Volker Leyendecker, „Litith VI“, 2023, Öl auf Leinwand 120 x 80 cm
Volker Leyendecker, „Litith VI“, 2023, Öl auf Leinwand 120 x 80 cm



WHEN: UNTIL 8.07.23

"The portrait is in some ways an impossible genre.
Portraiture has always been caught between the demands of truthful representation, between idealisation and typification, between the inner essence of the sitter and visible form. It is precisely in and through these demands (which are also demands on art in a broader sense) that the face could become a condensed image of the human being in European cultural history.
For the first half of 2023, the TAMMEN GALERIE is planning a three-part
exhibition cycle on the theme of PORTRAIT.
Nowhere is the human being so visibly present as in his face. For thousands of years people have been trying to decipher the face and capture it in pictures.
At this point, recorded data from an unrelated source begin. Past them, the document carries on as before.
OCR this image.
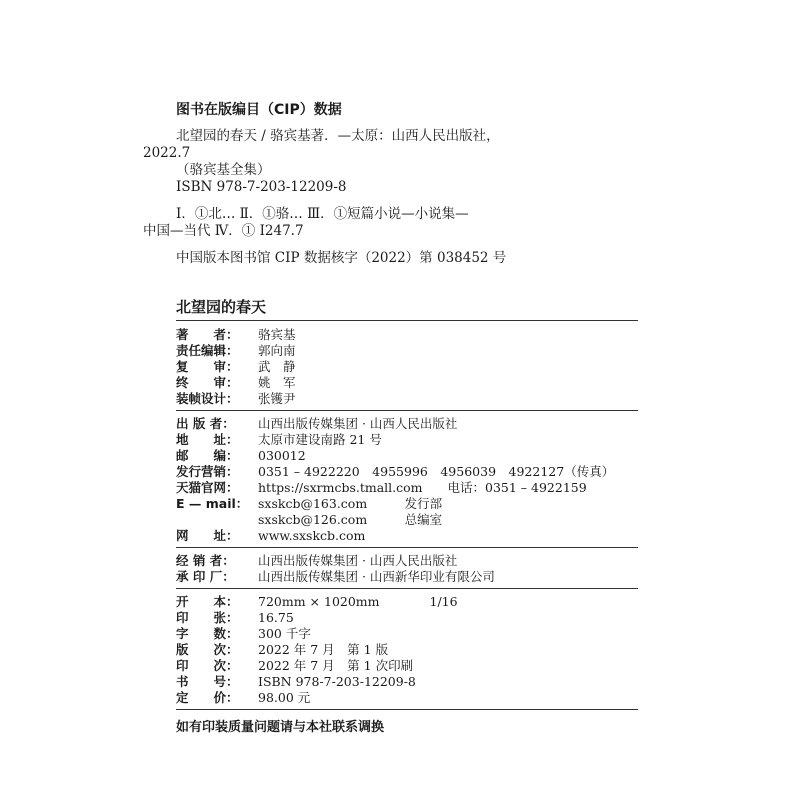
图书在版编目（CIP）数据
北望园的春天 / 骆宾基著．—太原：山西人民出版社，
2022.7
（骆宾基全集）
ISBN 978-7-203-12209-8
Ⅰ．①北… Ⅱ．①骆… Ⅲ．①短篇小说—小说集—
中国—当代 Ⅳ．① I247.7
中国版本图书馆 CIP 数据核字（2022）第 038452 号
北望园的春天
著　　者：	骆宾基
责任编辑：	郭向南
复　　审：	武　静
终　　审：	姚　军
装帧设计：	张镬尹
出 版 者：	山西出版传媒集团 · 山西人民出版社
地　　址：	太原市建设南路 21 号
邮　　编：	030012
发行营销：	0351 – 4922220　4955996　4956039　4922127（传真）
天猫官网：	https://sxrmcbs.tmall.com　　电话：0351 – 4922159
E — mail： sxskcb@163.com　　　发行部
sxskcb@126.com　　　总编室
网　　址：	www.sxskcb.com
经 销 者：	山西出版传媒集团 · 山西人民出版社
承 印 厂：	山西出版传媒集团 · 山西新华印业有限公司
开　　本：	720mm × 1020mm　　　　1/16
印　　张：	16.75
字　　数：	300 千字
版　　次：	2022 年 7 月　第 1 版
印　　次：	2022 年 7 月　第 1 次印刷
书　　号：	ISBN 978-7-203-12209-8
定　　价：	98.00 元
如有印装质量问题请与本社联系调换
How is artistic portraiture today in the age of the media flood of faces, of digital ubiquity on Facebook pages, of selfies as a new form of self-portrait, as an image of a of an image, in times of plastic surgery and morphing, of digital facial facial recognition and the simulation of facial expressions, can it still be seen at all? still be seen at all?
The face, like the body, has always been subject to different cultural techniques, codes of expression and aesthetic criteria, the reciprocal relationship of gaze and sight. relationship between the gaze and the sight. This is also reflected in the history of the portrait and its and its respective memorial, political and aesthetic forms. The representation of the
representation of the human face has always oscillated between reproduction and invention, between authenticity and representation, between proximity and distance. In the respective realisation of a portrait as an external view of a being endowed with affects or feelings, it is also about the understanding of an individual, about his or her appearance in the world, about the subject for whom self-experience becomes possible in the image, in the gaze and counter-gaze: This is also the moment of art, especially today.
The planned series of exhibitions with the artists Hans Aichinger, Marion Eichmann, Persis Eisenbeis, Lutz Friedel, Marc Fromm, Johannes Heisig, Stefanie Hillich, Jón Thor Gíslason, Rayk Goetze, Hans-Hendrik Grimmling, Volker Leyendecker, Jiny Lan, Volker März, Norika Nienstedt, René Schoemakers, Sebastian Schrader, Bettina Sellmann, Michael Streun, Lars Theuerkauff, Armin Völckers will result in three exhibitions.
will be held. The focus here will be explicitly on painting and individual sculptures. The entire exhibition project is to be accompanied by an exhibition catalogue with the collaboration of the exhibition curator. curator Christoph Tannert and the cultural mediator Dorothée Bauer. cultural mediator Dorothée Bauerle-Willert."